Meeting the Challenge – Transport Expert Todd Litman: ‘Congestion Pricing’ to Include Entire Regions (Part 3 of 3)
Editor’s Note: Meeting the Challenge is an open-ended series from EnergytechStocks.com intended to build a blueprint for how the world can meet the incredible increase in all forms of energy that will be needed by 2030 without endangering the environment or nations’ security. In this series, recognized experts share their ideas and important new investment themes (including some that could turn out to be worth billions of dollars) emerge.
Posted: October 3, 2007
You’ve probably heard about New York City Mayor Michael Bloomberg’s plan to make motorists pay extra for using city streets during periods of peak demand. San Francisco, Seattle and other U.S. cities are considering what’s called “congestion pricing.” Around the world, London, Seoul and Singapore are among the cities that have already embraced the idea.

Todd Litman of the Victoria Transport Policy Institute in Canada says Mayor Bloomberg should think even bigger.
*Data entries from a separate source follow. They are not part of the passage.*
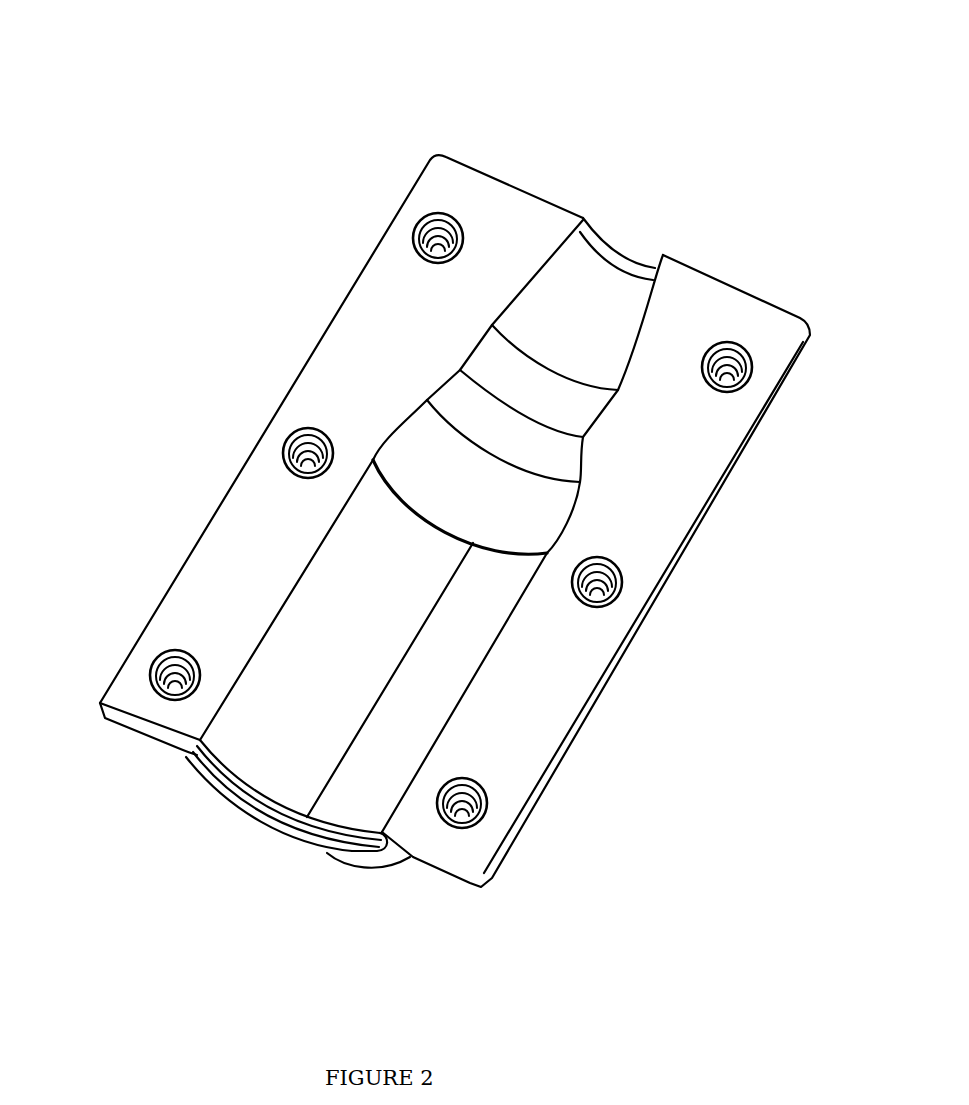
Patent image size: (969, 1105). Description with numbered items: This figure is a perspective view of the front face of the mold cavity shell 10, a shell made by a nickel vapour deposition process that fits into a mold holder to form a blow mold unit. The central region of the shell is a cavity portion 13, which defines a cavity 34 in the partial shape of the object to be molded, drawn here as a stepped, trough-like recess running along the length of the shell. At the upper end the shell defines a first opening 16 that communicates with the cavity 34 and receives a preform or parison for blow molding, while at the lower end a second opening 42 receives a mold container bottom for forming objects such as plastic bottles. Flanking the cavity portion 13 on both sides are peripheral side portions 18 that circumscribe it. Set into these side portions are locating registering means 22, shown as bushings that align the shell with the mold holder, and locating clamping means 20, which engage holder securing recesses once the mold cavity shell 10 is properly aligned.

The mold cavity shell 10 is at (497, 148).
The cavity portion 13 is at (282, 838).
The first opening 16 is at (620, 247).
The peripheral side portions 18 is at (376, 295).
The locating clamping means 20 is at (425, 225).
The locating registering means 22 is at (158, 657).
The cavity 34 is at (290, 748).
The second opening 42 is at (331, 843).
Not just individual cities but entire regions that are routinely congested with traffic should be incorporated into large congestion pricing zones.
Litman explained that doing so would not entail turning more highways into toll roads. Rather, vehicles would be tracked using satellite technology, with motorists paying more the closer they got to the middle of a congested zone such as, for example, midtown Manhattan. Litman said this sort of tracking technology already exists, as do safeguards for protecting motorists’ privacy.
Litman noted that as much as the New York metropolitan area might benefit from a tri-state congestion pricing plan that included northern New Jersey and southeastern Connecticut, other cities might benefit even more. That’s because New York City already has a quasi system in place (i.e., bridges and tunnels that require tolls), whereas in and around a city like Boston, drivers can just keep moving closer and closer to the center of congestion without having to pay anything.
Region-wide congestion parking is another important aspect of Litman’s overall plan for saving oil and lives and cutting down on air pollution, all by making the current road transport system more efficient. In the first and second parts of this series, Litman described his idea for altering how auto insurance premiums are determined to reward drivers for every mile they don’t drive, and his idea for giving commuters the option of getting paid to not drive to work.
Litman said that each of these three ideas is increasingly being implemented, but not nearly to the extent of making a serious dent in global gasoline consumption. As much as energy conservation would benefit, he added, the impact on the environment, along with a reduction in auto-related fatalities, would be even greater societal benefits.